O GRANDE LIVRO DA HISTÓRIA DE UMA PESSOA

Uma anamnese pode ser definida como um enquadramento preliminar de um paciente médico ou psiquiátrico. Através deste processo, pretende-se a recolha de informações por meio do relato do paciente (ou dos seus cuidadores) sobre o seu desenvolvimento e a sua história familiar e médica antes do despoletar de uma perturbação mental ou física.

 

FAZER UMA ANAMNESE É COMO ABRIR O GRANDE LIVRO DA HISTÓRIA DE UMA PESSOA

Era uma vez, num reino distante, um livro que guardava os segredos mais profundos e as histórias mais encantadoras. O abrir das suas páginas revelava um universo desconhecido, onde personagens singulares e tramas envolventes ganhavam vida. Da mesma forma, ao iniciar uma intervenção terapêutica, a anamnese emerge como a abertura de um grande e precioso livro, onde a história pessoal de cada indivíduo se desenrola, trazendo à tona enigmas e caminhos por desvendar. 

Assim como o leitor curioso se perde nas páginas de um livro, o terapeuta inicia a sua jornada ao mergulhar nas palavras do interlocutor. A anamnese é o ponto de partida essencial, é um prólogo necessário para compreender a história única que cada pessoa carrega consigo. É através desse encontro com a narrativa interior que o terapeuta começa a estabelecer uma relação verdadeira, capaz de guiar todo o processo terapêutico. Para tal, alguns técnicos fazem uso de entrevistas estruturadas. Seguir um guião ajuda a não perder nenhum detalhe importante do enredo. Por outro lado, outros terapeutas fazem uma entrevista tão pouco inquisidora que mais se parece com uma conversa, em que os temas se vão puxando uns aos outros, saltitando livremente no cordel da história e do tempo da pessoa que é a razão de estarmos todos ali. 

 

OS TERAPEUTAS NÃO TRABALHAM COM DOENÇAS NEM COM ALTERAÇÕES NEM COM DIFICULDADES: TRABALHAM COM PESSOAS

Na Terapia da Fala, por exemplo, é impossível olhar para esta língua que não faz os sons que se esperavam sem saber como ouvem os ouvidos que pertencem a esta língua, como come e dorme esta língua, como escreve esta língua. E como eram os pais desta língua? Tem irmãos? Nas outras especialidades não é diferente.

Na Psicologia, por exemplo, é imprescindível desvendar o que é que narra determinado comportamento – de onde vem?, Para onde vai?, Com quem?, Porquê? Como podemos nós entrar no mundo de quem nós precisa, se a porta estiver apenas entreaberta?  

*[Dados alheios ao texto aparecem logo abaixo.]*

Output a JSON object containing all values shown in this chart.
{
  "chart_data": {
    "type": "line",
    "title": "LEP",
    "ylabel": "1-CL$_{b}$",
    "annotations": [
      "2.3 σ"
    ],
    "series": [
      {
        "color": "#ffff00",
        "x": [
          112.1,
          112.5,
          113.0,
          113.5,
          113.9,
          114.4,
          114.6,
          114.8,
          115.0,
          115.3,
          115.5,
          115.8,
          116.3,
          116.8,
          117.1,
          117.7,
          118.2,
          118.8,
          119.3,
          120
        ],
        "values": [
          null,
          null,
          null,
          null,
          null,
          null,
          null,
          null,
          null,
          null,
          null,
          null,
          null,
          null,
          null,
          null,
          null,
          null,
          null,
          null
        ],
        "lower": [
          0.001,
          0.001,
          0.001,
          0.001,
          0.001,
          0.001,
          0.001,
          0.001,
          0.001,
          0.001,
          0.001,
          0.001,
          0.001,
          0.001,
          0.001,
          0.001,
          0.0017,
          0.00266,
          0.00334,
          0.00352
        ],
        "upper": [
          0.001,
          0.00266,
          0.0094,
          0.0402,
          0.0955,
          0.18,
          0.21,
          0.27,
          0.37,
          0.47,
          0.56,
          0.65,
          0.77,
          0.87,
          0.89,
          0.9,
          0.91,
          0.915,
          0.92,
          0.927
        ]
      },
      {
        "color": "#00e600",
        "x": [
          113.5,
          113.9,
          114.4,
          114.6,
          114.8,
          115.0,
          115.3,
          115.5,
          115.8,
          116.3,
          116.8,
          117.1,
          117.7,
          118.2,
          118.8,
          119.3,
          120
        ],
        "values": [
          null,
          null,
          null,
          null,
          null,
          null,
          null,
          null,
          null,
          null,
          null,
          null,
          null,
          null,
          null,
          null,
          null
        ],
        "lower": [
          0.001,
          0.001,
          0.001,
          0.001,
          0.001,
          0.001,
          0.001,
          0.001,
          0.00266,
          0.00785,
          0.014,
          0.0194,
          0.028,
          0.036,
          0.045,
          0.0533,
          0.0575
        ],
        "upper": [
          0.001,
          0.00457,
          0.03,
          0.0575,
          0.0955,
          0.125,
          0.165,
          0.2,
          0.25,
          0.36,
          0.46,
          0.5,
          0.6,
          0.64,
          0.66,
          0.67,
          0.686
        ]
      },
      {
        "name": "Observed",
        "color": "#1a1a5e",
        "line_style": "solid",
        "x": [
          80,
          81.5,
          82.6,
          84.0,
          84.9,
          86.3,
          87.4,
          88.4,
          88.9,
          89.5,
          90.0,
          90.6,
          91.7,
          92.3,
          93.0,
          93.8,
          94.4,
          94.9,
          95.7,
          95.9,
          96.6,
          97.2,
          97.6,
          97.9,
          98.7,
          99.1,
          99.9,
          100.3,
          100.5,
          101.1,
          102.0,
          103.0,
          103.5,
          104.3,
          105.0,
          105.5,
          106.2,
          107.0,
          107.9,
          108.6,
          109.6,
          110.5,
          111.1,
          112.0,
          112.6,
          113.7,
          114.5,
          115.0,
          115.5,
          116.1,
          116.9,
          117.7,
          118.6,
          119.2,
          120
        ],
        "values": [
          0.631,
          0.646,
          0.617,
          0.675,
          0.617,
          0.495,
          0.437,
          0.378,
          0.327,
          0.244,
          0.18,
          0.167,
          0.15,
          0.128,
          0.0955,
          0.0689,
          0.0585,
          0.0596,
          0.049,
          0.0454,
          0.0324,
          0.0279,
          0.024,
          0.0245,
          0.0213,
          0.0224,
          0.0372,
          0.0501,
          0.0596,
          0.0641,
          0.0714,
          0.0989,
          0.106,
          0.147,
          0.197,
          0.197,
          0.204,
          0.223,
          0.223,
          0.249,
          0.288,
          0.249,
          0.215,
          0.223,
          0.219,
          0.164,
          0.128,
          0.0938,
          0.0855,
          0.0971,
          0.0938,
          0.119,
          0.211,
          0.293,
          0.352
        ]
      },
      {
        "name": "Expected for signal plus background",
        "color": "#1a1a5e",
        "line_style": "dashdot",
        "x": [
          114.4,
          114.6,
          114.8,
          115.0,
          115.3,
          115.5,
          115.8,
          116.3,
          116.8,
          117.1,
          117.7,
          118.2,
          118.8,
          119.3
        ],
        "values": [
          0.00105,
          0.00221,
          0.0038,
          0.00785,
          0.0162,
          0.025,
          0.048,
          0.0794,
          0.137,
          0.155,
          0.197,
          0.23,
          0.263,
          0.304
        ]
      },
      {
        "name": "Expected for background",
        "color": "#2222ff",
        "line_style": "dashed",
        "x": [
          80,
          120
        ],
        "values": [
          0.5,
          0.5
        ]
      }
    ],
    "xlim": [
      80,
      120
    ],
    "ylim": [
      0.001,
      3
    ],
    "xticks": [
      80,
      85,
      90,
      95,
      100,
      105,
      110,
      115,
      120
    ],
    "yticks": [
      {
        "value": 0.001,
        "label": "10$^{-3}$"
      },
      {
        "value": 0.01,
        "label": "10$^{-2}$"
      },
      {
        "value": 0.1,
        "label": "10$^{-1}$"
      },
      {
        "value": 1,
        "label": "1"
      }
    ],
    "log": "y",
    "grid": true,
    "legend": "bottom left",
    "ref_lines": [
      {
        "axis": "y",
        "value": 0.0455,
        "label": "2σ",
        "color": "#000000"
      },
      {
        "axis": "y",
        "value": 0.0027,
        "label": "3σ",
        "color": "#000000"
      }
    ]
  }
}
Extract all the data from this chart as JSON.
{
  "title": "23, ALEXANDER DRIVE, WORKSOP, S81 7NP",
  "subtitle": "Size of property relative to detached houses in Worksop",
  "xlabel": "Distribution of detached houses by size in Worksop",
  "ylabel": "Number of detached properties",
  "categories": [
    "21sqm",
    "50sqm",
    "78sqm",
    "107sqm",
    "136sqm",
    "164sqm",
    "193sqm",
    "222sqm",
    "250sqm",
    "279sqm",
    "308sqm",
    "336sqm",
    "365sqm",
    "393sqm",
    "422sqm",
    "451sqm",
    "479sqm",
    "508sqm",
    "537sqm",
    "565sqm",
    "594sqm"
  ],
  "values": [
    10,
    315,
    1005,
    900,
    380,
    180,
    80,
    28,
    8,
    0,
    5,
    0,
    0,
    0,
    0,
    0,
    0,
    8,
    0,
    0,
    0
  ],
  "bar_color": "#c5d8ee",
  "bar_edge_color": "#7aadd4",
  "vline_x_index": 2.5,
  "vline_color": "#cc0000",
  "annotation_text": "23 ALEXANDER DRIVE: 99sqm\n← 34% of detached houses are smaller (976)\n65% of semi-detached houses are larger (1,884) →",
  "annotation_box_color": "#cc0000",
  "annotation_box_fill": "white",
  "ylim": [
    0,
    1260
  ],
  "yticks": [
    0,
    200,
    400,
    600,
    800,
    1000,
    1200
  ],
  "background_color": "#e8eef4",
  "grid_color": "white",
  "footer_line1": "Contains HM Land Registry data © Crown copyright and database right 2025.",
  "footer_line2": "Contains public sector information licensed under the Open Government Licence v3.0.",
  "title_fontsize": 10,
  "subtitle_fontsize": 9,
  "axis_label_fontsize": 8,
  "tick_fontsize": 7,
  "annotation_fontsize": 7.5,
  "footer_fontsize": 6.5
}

Os terapeutas precisam de conhecer as pessoas com quem trabalham. De conhecer a sua história. De relacionar os dados para desvendar o tal enigma. De perceber as dinâmicas de cada família, que tanto influenciam o decurso da intervenção. De usar as forças de cada um a seu favor. Daí precisarem deste momento, no início da intervenção, de paragem, de entrevista ou de conversa, para entrar na história da família. 

Há famílias que vão deixando pistas aqui e ali, qual Hansel e Gretel a tracejar veladamente o caminho, talvez ainda inseguras por sermos desconhecidos. Outras famílias deixam-se aproximar, num acto de coragem e como voto de confiança, muitas vezes não só respondendo às nossas questões como, a certa altura, elas próprias se deixando enredar no que contam e começando, verdadeiros protagonistas, a analisar a própria história. É quando as famílias entram definitivamente em parceria com os técnicos que a relação se torna terapêutica. E, por vezes, isso começa na anamnese.